Now that the season is over and proceedings have wound down, we can all look back on a year of football which has once again resulted in a top four finish of Manchester United, Liverpool, Chelsea and Arsenal. Below these power houses of European football, Everton, Villa and the rest trail off into a predictable final ladder.
Since the beginning of the Premier League we have, year by year, become accustomed to seeing the same thing come May and only Blackburn have won the league from outside the 'big 4’, back in the 94/95 season. During the past five years Everton managed the unthinkable and breached this exclusive club, but this has, to this day, been a one off and an exception to the rule that seems annoyingly hard to break.
In June 2003, Roman Abramovich purchased Chelsea. The Russian billionaire applied his wealth to the transfer market, paying huge amounts of money for players which helped, or some might say ensured, Chelsea a position at the top, or very close to it, of the English game. In 2005 Chelsea declared record losses of £140 million and were not expected to post profits until at least 2010, yet they were crowned Premier League and League Cup champions.

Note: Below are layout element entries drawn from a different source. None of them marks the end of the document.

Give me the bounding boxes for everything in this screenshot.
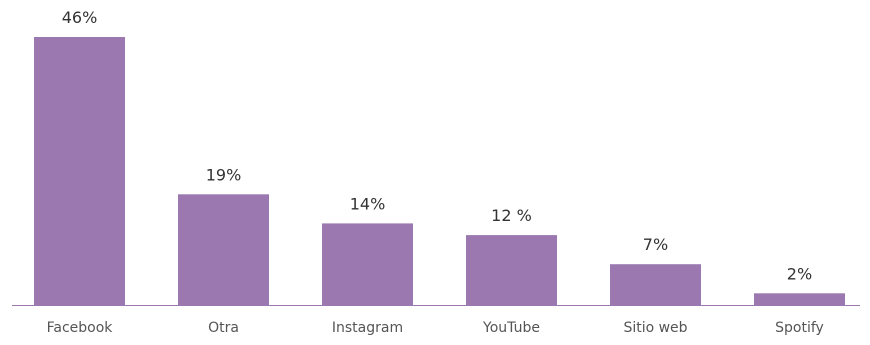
value-labels-layer: 46% 19% 14% 12 % 7% 2% (62, 8, 812, 283)
value-label-otra: 19% (206, 165, 242, 184)
bar-instagram (322, 223, 413, 305)
tick-label-facebook: Facebook (47, 320, 114, 336)
tick-labels-layer: Facebook Otra Instagram YouTube Sitio web Spo… (47, 320, 824, 336)
bar-spotify (754, 293, 845, 305)
tick-label-instagram: Instagram (332, 320, 403, 336)
value-label-instagram: 14% (350, 194, 386, 213)
tick-label-spotify: Spotify (775, 320, 824, 336)
tick-label-sitio-web: Sitio web (623, 320, 687, 336)
tick-label-youtube: YouTube (482, 320, 540, 336)
value-label-facebook: 46% (62, 8, 98, 27)
bar-sitio-web (610, 264, 701, 305)
value-label-spotify: 2% (787, 264, 812, 283)
value-label-youtube: 12 % (491, 206, 532, 225)
bar-youtube (466, 235, 557, 305)
bar-facebook (34, 37, 125, 305)
bar-otra (178, 194, 269, 305)
bars-layer (34, 37, 845, 305)
tick-label-otra: Otra (208, 320, 239, 336)
value-label-sitio-web: 7% (643, 235, 668, 254)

Around the same time, Malcolm Glazer started buying Manchester United in a deal valued at $1.47 billion. The purchase was opposed by supporters groups mostly because of the astronomical debt, over $850 million, which was saddled with the club, and now requires approximately $60 million per year just to pay off the interest.
Liverpool, acquired by George Gillett and Tom Hicks in February 2007, were at the time in debt to the tune of £218.9 million and Arsenal were listed with a debt of approximately £66 million by Forbes in a recent list of football team valuations, yet all these teams enjoy regular success, they all boast world class names amongst their ranks and they all regularly pay exorbitant fees to recruit the finest players from across the globe.
Manchester City and Portsmouth can now also be added to this mega rich list and City in particular will be expected to smash new records in the transfer market this summer.
Aston Villa were purchased by Randy Lerner, himself a wealthy billionaire at the time, in August 2006 for a price of £62.6 million, but with Lerner came a somewhat slower and more conservative approach. Since his arrival our most expensive signing has increased with the purchase of James Milner for £12 million, but in comparison with the top 4 this remained ‘small time’ as did the amount of wages paid out per week, but is this necessarily a bad thing?
From a business point of view, Lerner has transformed the club into an asset reportedly worth nearly £150 million with debts of only 10% of that and whilst proceeding with sound financial common sense, he’s turned a club which not so long ago battled with relegation, into a top six side.
I have my own opinions as to what is the right way forward for us as a club as I’m sure everyone else has, but would you be happy for us to ‘sell out’, lose our tradition and history, for overnight success? If Randy invested £200 million tomorrow and got us Messi and Kaka and said he’d happily pay them £150k per week would it make you happy? Or are you happy being the best of the rest, whilst keeping the clubs envied integrity in tact?